After a two day outage, Zimbabwe's leading and most dominant (by market share) mobile money provider, EcoCash, is back up and running after bringing most of the Southern Afrikan country's economy to almost a standstill. On 3 July 2018, many EcoCash Zimbabwe customers took to social media to express frustration as they were unable to transact or send money via the mobile money service across Zimbabwe.

In the fourth quarter of 2017, EcoCash is reported to have passed the milestone of processing $23 billion worth of mobile money transactions since its CCYY launch and also has over 90% market share as far as Zimbabwe's mobile money sector is concerned.

![EcoCash Zimbabwe](/content/images/2018/07/direct.jpeg)
5 July 2018: Announcement by EcoCash that the mobile is now up and running.

"Dear Valued Customer, We apologise for service disruptions you may be experiencing in trying to transact on EcoCash. Our technical team is working to resolve the technical challenge and we will inform you as soon as normal service is restored. We regret any inconvenience caused."

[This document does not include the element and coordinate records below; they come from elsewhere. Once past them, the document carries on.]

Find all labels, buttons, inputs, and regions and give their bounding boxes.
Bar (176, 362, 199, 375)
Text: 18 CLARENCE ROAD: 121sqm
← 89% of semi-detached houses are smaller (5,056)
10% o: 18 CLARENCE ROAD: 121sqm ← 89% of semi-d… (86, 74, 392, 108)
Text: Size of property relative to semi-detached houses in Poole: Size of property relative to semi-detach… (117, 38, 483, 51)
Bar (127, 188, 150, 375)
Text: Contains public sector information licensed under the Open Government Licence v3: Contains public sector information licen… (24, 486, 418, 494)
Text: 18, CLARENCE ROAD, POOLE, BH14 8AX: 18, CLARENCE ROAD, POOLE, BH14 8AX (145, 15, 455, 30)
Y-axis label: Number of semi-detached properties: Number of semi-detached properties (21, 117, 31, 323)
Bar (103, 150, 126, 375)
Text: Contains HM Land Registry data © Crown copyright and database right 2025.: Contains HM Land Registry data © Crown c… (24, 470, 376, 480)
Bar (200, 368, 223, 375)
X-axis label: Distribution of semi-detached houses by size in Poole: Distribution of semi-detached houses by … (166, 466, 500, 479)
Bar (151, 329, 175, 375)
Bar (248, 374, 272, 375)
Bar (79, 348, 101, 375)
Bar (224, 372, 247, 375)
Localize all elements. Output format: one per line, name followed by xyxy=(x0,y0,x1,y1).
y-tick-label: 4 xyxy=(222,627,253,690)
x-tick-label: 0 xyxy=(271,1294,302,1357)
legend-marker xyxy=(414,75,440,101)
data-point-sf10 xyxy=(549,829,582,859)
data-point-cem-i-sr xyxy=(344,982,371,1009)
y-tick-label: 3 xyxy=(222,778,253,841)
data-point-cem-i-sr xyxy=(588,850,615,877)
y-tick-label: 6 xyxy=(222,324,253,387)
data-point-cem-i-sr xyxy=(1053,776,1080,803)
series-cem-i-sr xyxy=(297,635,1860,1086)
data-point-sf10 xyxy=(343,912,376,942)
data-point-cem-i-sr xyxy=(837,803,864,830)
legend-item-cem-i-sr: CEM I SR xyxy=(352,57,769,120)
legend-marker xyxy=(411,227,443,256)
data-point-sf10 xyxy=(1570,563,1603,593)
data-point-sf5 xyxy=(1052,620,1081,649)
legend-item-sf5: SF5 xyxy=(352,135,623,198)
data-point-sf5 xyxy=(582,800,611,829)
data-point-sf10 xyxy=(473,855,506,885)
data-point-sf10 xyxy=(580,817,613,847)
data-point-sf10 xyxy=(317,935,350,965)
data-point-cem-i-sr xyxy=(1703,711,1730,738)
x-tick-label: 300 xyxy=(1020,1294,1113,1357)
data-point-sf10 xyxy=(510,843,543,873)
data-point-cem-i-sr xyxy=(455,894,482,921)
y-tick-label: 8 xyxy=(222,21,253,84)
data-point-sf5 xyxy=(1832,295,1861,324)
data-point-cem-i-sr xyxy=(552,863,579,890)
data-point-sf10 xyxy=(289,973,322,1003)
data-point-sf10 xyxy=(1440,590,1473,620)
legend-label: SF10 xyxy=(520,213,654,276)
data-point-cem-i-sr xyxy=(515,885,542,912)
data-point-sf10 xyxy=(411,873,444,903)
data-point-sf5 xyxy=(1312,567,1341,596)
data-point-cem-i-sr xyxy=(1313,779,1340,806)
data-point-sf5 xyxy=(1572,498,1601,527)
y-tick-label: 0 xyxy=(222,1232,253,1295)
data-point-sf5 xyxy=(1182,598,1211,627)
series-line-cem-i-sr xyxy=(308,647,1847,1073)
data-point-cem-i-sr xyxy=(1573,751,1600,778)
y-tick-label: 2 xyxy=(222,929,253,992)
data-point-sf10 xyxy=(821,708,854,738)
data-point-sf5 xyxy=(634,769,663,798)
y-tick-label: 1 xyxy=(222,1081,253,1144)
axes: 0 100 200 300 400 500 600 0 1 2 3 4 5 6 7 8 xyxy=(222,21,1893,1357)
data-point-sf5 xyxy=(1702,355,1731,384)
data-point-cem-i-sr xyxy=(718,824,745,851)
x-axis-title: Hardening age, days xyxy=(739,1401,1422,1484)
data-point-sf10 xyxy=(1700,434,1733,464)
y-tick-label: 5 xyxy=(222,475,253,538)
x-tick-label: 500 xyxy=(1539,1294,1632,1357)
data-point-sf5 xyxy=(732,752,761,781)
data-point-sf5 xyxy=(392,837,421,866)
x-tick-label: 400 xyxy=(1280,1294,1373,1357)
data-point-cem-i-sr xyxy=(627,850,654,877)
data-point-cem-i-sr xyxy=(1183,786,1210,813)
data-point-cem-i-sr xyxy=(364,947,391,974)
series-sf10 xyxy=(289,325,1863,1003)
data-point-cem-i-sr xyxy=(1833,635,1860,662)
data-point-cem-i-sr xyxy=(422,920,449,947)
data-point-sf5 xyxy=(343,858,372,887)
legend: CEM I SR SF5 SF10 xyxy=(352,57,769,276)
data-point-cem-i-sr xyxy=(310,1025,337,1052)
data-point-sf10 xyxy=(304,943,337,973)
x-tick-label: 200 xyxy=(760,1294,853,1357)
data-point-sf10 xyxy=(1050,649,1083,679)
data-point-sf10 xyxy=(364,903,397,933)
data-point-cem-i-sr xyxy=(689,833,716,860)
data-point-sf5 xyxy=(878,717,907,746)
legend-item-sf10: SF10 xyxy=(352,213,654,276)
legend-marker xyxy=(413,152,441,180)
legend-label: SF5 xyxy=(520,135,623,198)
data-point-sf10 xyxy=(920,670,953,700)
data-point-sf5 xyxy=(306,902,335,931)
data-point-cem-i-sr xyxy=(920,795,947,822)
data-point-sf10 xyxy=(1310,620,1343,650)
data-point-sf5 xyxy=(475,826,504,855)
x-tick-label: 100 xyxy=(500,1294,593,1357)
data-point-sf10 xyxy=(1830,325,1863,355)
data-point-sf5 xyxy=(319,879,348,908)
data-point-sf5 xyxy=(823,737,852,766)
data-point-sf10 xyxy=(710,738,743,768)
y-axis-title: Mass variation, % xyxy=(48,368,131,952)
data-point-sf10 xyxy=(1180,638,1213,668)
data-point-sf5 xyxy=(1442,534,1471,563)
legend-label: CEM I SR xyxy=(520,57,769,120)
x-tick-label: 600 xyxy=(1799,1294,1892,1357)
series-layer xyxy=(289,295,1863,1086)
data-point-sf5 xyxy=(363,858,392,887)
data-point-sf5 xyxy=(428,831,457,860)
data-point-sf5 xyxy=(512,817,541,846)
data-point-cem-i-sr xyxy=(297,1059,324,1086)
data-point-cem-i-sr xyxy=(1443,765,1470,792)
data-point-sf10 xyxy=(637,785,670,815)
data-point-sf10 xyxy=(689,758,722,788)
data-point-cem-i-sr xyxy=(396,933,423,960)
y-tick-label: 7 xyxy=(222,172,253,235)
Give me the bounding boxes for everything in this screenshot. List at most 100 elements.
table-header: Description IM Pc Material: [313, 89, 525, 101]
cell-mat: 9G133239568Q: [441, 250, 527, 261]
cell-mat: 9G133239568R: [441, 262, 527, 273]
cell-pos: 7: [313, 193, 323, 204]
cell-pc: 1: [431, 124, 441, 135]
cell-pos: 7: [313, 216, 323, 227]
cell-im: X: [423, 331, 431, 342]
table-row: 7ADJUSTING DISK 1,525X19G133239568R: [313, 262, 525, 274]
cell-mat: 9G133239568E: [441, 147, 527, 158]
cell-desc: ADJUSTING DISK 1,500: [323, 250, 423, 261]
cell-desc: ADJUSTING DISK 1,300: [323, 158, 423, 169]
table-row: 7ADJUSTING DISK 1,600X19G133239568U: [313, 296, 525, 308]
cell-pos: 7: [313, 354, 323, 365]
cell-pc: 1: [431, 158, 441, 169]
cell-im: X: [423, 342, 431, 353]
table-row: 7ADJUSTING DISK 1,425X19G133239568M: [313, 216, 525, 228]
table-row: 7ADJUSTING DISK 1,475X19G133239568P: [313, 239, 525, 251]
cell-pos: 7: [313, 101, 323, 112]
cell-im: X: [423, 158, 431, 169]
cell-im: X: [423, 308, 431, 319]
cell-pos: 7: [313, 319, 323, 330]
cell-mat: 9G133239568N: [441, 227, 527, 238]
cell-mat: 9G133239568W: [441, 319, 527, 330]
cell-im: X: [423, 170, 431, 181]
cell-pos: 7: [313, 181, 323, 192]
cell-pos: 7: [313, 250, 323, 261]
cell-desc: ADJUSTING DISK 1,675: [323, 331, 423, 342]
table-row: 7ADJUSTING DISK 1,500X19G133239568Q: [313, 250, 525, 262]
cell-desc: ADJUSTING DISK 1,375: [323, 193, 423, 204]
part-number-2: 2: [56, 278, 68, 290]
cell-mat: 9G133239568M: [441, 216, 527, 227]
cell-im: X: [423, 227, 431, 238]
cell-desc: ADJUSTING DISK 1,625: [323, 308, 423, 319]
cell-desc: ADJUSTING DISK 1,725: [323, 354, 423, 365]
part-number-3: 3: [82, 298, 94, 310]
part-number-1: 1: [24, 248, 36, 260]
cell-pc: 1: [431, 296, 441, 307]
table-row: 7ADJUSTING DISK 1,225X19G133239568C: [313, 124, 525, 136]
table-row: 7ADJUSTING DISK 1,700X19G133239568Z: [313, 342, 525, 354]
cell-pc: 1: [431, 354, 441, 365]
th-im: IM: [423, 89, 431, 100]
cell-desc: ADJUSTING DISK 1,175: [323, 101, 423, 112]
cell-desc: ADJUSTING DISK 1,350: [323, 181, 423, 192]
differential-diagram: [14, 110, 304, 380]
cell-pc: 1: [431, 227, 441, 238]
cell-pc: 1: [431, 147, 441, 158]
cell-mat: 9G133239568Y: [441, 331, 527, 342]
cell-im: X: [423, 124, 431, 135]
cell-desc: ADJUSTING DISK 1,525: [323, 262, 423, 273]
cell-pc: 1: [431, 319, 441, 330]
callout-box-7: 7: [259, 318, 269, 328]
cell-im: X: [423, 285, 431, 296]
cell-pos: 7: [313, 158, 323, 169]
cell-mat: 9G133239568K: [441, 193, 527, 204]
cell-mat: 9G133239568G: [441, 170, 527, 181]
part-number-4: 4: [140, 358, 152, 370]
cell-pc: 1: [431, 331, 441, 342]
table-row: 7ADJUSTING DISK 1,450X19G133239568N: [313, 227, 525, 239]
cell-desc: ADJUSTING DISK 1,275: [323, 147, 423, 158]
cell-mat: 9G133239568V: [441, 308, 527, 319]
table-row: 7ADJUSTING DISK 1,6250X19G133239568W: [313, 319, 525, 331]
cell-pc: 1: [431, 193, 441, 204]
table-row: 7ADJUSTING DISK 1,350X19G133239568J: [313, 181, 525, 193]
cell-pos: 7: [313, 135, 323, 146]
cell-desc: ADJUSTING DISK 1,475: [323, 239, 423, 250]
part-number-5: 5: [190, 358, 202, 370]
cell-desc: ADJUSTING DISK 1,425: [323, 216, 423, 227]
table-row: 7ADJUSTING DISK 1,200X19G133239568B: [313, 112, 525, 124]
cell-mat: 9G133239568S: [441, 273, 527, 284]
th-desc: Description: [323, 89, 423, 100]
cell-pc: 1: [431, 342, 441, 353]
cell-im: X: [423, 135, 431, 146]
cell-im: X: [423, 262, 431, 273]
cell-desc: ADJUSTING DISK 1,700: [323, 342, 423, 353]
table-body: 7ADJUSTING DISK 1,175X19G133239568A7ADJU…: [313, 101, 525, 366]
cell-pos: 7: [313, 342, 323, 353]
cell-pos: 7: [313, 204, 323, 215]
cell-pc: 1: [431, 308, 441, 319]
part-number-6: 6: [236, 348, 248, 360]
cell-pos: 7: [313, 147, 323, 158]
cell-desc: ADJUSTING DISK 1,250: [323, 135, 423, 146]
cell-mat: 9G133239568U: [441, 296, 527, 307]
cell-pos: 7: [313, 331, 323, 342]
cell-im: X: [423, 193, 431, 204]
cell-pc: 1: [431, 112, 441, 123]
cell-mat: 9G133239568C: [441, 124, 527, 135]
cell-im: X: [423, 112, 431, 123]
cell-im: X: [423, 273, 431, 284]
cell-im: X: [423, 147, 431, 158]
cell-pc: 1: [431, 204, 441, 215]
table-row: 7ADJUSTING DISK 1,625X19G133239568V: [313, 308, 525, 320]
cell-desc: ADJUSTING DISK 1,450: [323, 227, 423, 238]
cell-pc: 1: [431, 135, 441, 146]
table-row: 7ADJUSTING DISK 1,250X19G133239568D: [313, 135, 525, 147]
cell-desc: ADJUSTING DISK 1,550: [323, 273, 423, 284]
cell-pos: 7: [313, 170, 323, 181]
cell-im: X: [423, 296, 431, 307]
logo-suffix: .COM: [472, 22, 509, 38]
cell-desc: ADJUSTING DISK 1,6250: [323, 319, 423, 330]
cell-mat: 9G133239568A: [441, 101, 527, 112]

Given EcoCash's dominance and the shortage of physical cash in Zimbabwe, the two day outage meant that simple day to day transactions such as pouring fuel or buying food were almost impossible to perform. With this outage, which EcoCash also blamed on "system maintenance" problems, the focus has fallen on how not only dominant EcoCash is in Zimbabwe but the importance of mobile money.

Punted as a solution for financial inclusion, mobile money solutions like EcoCash and M-Pesa in Kenya, capitalize on the formal banking sector's inability or unwillingness to provide services for the poor in Afrika. As a result, they have managed to find themselves millions of customers among the unbanked in Afrika given also how easily accessible they are.

They, however, have not been operating without criticism. Many analysts and some regulators have highlighted how mobile money services seem to be charging high per transaction fees than traditional banks.